Game sightings appear to contradict this. According to informal reports from several conservationists, hunting and tour guides, lodge owners and former MET employees, wildlife in large numbers is scarcely seen anymore in Namibia.

It is no secret why the game has disappeared, they say. The worst drought in 30 years between 2013 and 2016 caused major die-offs. The hardier plains game initially survived. But the drought collided with the MET’s shoot-and-sell policy which allowed cash-strapped conservancies to harvest their animals, especially plains game, to sell into the bushmeat trade.

Poor controls resulted in the permit system being widely abused and a major public outcry on social media and in the local press ensued. As a result, according to the director of parks and wildlife management, Colgar Sikopo, the MET suspended quotas of plains game for shoot-and-sell and own use in the conservancies in 2018.

But, according to Izak Smit, a businessman who, with his photographer wife, makes monthly field trips to keep close track of the last desert lions in northwest Namibia’s Kunene region, it was too late.

He said the loss of game has caused the lions to increasingly attack local farmers’ cattle and donkeys, which has led to widespread lion poisoning, including the five made famous by the 2015 documentary film Vanishing Kings: Lions of the Namib. On all their most recent field trips, he said, the only game to be seen were small, isolated herds of zebra and springbok and the occasional pair of oryx.

When we asked an official of the NGO Integrated Rural Development and Nature Conservation about the sharp decrease in numbers since 2011/12, we were told that they ‘got the 2013/14 game counting formula wrong’ which overstated game numbers and resulted in over-utilisation. The drought, of course, then followed and did the rest.”

He said urgent moratoriums on shoot-and-sell permits and own utilisation “were self-imposed by conservancies ever since, but we have yet to see any change or improvement in the status quo.”

In a written response to questions, the MET’s Colgar Sikopo acknowledged the reduction in plains game in Kunene, which he attributed mainly to the drought.

He also outlined challenges in Namibia’s Community-Based Natural Resource Management model, including human-wildlife conflict arising from the conservancies’ “good conservation practices” and mismanagement of funds by conservancy managers. But he defended the conservancy model, writing that it “is no doubt a conservation and rural development success story which we are proud of”.
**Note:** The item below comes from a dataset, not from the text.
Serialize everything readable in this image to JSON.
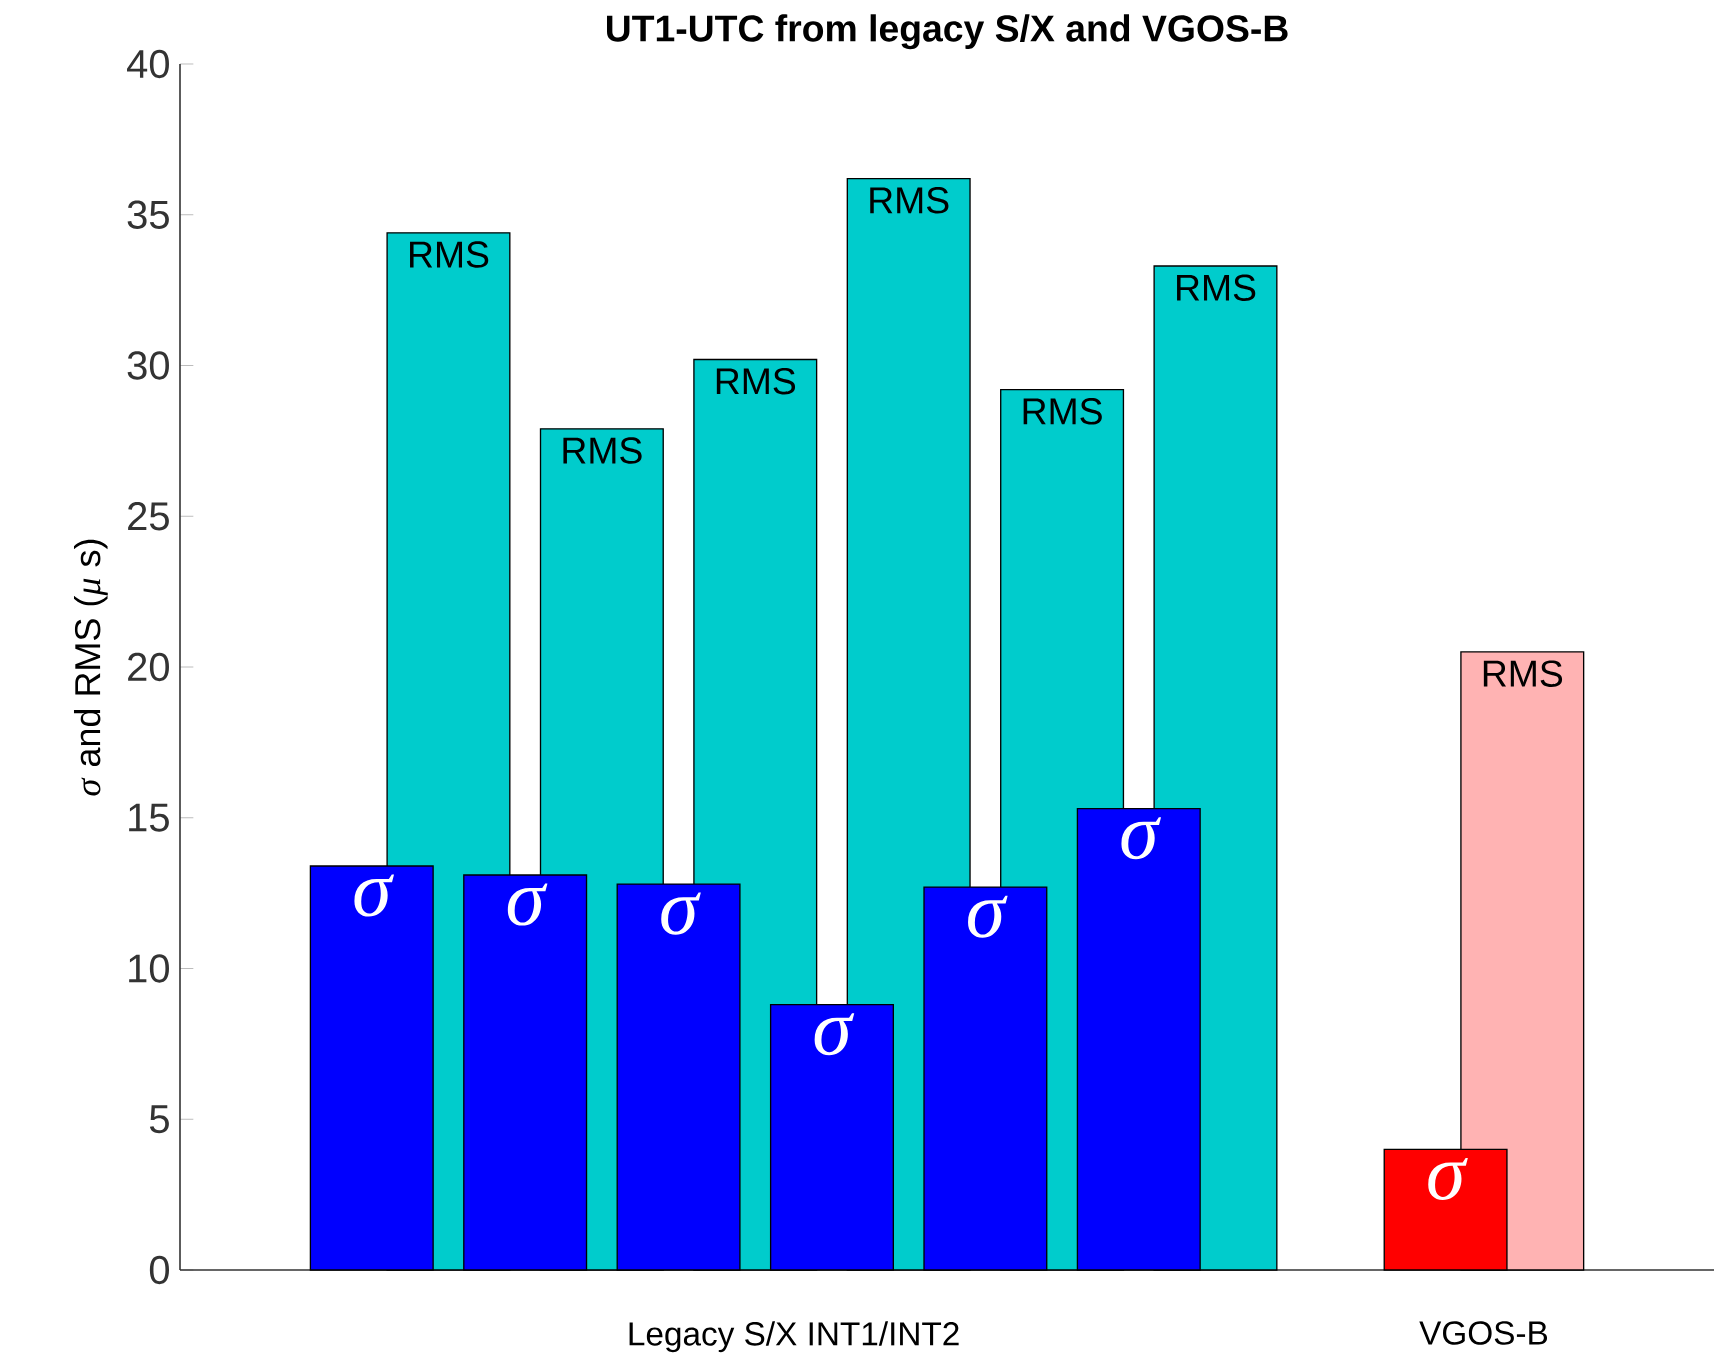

His responses come as no surprise. The ministry’s international reputation and the careers of its top officials were built implementing Community-Based Natural Resource Management. Members of the MET’s new Nature Conservation Board are mainly like-minded champions of hunting.

Neither environmental commissioner Teofilus Nghitila nor the minister of environment and tourism, Pohamba Shifeta, were available for further comment.

They were in Texas attending the Dallas Safari Club Show 2019, where the current Namibian Professional Hunters Association president, Danene van der Westhuyzen was elected to the club’s new Conservation Advisory Board.

Safari Club International is the biggest hunting association in the world. DM

John Grobler is a veteran investigative environmental journalist based in Windhoek, Namibia. He is a two-time CNN MultiChoice Africa award winner for his work on organised and environmental crime.